Page MenuHomePhabricator

[X86][LLVM]Expanding Supports lowerInterleaved{store|load}() in X86InterleavedAccess (VF64 stride 3)
ClosedPublic

Authored by m_zuckerman on Sep 11 2017, 7:02 AM.

Details

Summary

I continue to support different VF interleaved and in this pass for this patch, I added the vf64 stride3 support for both load and store.

Diff Detail

Repository
rL LLVM

Event Timeline

m_zuckerman created this revision.Sep 11 2017, 7:02 AM
m_zuckerman retitled this revision from [X86][LLVM]Expanding Supports lowerInterleavedStore() in X86InterleavedAccess (VF64 stride 3) to [X86][LLVM]Expanding Supports lowerInterleaved{store|load}}() in X86InterleavedAccess (VF64 stride 3) .Sep 11 2017, 7:04 AM
m_zuckerman added a subscriber: llvm-commits.
m_zuckerman retitled this revision from [X86][LLVM]Expanding Supports lowerInterleaved{store|load}}() in X86InterleavedAccess (VF64 stride 3) to [X86][LLVM]Expanding Supports lowerInterleaved{store|load}() in X86InterleavedAccess (VF64 stride 3) .Sep 11 2017, 7:11 AM
m_zuckerman edited the summary of this revision. (Show Details)
zvi added inline comments.Sep 12 2017, 2:13 AM
lib/Target/X86/X86InterleavedAccess.cpp
136 ↗(On Diff #114591)

I see this patch assumes we have support for both loads and stores which is not the case on ToT, so can you please modify the parent patch accordingly so that the path of patches leading from ToT to this patch can be understood?

zvi added inline comments.Sep 28 2017, 8:54 AM
lib/Target/X86/X86InterleavedAccess.cpp
83 ↗(On Diff #116979)

Make these methods static const or even better move them out of the class

186 ↗(On Diff #116979)

To be consistent with the existing code, maybe 'VecWidth' is a better name.

461 ↗(On Diff #116979)

Probably more efficient to use a static array and pass a partial chunk as needed:

static uint32_t Concat[] = {0, 1, ... 63};
makeArrayRef(Concat, 32);

Same for reorder below

479 ↗(On Diff #116979)

If we reach this point, can VecElems be other than 64?

593 ↗(On Diff #116979)

When you get a chance, please make change Mask to an ArrayRef in a separate NFC commit

625 ↗(On Diff #116979)

VPShuf and Vec should be ArrayRef

653 ↗(On Diff #116979)

Wouldn't this be better?

if (VecElems == 32) {
std::copy(Temp, Temp+3, TransposedMatrix);
return;
}
and handle VecElems > 32 here

m_zuckerman marked 6 inline comments as done.
m_zuckerman added inline comments.
lib/Target/X86/X86InterleavedAccess.cpp
479 ↗(On Diff #116979)

In theory, yes, but I block all the other cases with the if supported stage so in practice, the answer is no.
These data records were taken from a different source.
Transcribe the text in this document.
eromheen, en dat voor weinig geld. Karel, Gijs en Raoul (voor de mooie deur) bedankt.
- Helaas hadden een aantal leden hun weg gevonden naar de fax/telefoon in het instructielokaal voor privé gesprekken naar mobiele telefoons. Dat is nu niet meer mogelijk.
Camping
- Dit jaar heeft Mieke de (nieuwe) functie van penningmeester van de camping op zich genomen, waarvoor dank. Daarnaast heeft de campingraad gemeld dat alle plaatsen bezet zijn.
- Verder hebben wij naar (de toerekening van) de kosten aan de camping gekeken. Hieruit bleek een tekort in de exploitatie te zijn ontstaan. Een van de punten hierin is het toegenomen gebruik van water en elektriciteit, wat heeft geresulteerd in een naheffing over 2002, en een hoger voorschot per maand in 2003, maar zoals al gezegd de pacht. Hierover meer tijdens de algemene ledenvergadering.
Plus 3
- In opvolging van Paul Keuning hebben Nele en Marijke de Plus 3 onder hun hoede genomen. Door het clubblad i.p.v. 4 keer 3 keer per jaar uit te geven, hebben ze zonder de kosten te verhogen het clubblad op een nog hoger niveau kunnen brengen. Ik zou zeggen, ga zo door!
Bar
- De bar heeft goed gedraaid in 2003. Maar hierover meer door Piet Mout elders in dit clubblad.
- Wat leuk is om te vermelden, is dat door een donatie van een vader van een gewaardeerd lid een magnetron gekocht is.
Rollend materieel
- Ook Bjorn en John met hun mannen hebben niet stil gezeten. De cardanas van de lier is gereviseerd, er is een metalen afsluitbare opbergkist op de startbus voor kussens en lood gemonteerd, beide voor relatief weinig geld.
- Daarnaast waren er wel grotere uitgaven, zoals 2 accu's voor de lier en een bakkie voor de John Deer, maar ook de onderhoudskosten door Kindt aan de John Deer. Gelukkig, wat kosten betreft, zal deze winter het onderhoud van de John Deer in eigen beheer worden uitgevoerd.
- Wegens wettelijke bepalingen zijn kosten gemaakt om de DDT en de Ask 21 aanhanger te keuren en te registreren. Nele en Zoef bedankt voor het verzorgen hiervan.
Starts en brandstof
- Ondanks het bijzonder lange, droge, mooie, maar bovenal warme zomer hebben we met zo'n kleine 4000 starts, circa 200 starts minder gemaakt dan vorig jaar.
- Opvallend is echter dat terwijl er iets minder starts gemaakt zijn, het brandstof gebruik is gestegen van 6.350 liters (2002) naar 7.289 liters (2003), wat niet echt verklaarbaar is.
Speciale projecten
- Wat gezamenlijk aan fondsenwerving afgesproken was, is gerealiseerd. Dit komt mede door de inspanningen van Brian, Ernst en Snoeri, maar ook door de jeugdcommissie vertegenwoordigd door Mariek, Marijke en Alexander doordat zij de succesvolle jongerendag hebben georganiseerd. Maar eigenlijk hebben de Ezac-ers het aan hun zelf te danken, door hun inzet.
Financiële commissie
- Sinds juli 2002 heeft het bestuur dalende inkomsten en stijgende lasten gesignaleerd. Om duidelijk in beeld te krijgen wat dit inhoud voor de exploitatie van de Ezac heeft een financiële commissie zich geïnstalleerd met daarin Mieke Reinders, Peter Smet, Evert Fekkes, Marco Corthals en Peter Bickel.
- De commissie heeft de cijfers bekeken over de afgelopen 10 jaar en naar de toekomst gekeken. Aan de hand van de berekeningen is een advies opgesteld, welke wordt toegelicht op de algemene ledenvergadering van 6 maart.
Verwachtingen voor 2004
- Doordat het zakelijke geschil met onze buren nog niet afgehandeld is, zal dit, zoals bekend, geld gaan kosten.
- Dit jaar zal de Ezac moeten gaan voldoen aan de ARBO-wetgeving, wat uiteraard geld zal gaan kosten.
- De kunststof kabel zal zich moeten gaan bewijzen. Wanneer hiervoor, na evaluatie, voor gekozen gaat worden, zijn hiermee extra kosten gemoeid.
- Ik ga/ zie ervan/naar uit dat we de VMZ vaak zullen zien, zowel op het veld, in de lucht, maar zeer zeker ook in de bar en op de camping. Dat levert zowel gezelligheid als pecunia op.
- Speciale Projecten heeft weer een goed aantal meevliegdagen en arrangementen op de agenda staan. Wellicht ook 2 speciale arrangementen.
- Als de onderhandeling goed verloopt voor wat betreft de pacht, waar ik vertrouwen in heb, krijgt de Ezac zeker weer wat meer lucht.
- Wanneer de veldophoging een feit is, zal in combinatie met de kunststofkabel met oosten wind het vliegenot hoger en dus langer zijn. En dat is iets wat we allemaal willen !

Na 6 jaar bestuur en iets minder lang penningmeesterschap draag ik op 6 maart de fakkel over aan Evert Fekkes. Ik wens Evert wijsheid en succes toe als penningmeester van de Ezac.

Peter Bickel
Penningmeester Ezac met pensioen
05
Do you prefer to add an assertion?

zvi accepted this revision.Oct 1 2017, 12:54 AM

LGTM, and yes please add the assert

lib/Target/X86/X86InterleavedAccess.cpp
479 ↗(On Diff #116979)

I think we should since the path > 64 is not tested

This revision is now accepted and ready to land.Oct 1 2017, 12:54 AM
This revision was automatically updated to reflect the committed changes.